Sanaz Ghahremani: I personally check our TripAdvisor page on a daily basis. Whether the review is negative or positive, we always send a reply back that acknowledges what the guest has said.
One thing I find really interesting with TripAdvisor is that there are a couple of guests who have given names to our hotel — such as a ‘shopholic’s dream’ and ‘a stopover in luxury’, from someone who came by the metro.
That helps me to know how our guests differentiate the hotel from the market competition. I am thinking about using it in some of our marketing material.
Dima Ayad: The best thing about getting a negative review is to embrace them even though I don’t like to receive them.
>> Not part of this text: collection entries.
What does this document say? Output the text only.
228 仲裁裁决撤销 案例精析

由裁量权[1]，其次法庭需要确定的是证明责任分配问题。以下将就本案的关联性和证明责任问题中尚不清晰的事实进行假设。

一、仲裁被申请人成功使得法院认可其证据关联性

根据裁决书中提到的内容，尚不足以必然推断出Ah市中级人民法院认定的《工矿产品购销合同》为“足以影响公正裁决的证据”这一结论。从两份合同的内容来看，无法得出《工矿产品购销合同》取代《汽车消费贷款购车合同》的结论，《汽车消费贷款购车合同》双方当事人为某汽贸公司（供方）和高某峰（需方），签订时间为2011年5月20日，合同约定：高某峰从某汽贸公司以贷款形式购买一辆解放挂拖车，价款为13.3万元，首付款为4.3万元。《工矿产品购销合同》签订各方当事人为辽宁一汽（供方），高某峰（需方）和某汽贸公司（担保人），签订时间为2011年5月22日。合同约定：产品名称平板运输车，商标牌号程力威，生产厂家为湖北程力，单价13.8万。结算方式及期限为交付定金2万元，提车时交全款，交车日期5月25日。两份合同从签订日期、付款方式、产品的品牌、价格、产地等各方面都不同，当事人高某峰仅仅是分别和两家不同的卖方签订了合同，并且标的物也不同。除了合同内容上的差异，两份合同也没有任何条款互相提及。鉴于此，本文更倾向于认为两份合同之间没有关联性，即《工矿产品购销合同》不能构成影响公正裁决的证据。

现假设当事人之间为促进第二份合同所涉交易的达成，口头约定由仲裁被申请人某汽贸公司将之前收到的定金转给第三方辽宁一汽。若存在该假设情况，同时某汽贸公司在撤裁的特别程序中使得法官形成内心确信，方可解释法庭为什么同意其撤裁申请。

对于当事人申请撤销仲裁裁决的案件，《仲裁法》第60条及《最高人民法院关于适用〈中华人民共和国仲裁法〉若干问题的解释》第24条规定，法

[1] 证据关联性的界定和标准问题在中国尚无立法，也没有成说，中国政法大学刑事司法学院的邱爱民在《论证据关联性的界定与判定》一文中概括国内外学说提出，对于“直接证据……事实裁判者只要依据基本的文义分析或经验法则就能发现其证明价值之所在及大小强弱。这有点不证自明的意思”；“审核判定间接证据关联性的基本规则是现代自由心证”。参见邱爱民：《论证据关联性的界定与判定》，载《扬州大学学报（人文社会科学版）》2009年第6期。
I embrace them because they are a wake-up call.
People only comment if something is amazing or if it is terribly bad, never anything in between. If something is normal you are never going to hear about it.
Do these reviews mean you now have a much better image of what your guests think about your property?
SG: It definitely helps because I don’t think there are many marketing or PR tools that can help you communicate so much with your guests than social media. It’s on a day-to-day basis, you can be on it for hours and you can see what they’re saying, so it’s really direct.
YL: It’s the only thing where you communicate directly with the customer. With the guest questionnaires you ask them to fill out after their stay, you know how hard it is to get guests to write something.
They are nowadays on their BlackBerrys in the restaurants and they type it in right away. When you get a bad comment, use it as constructive criticism; do not take it personally. We work in hospitality; the customer is king.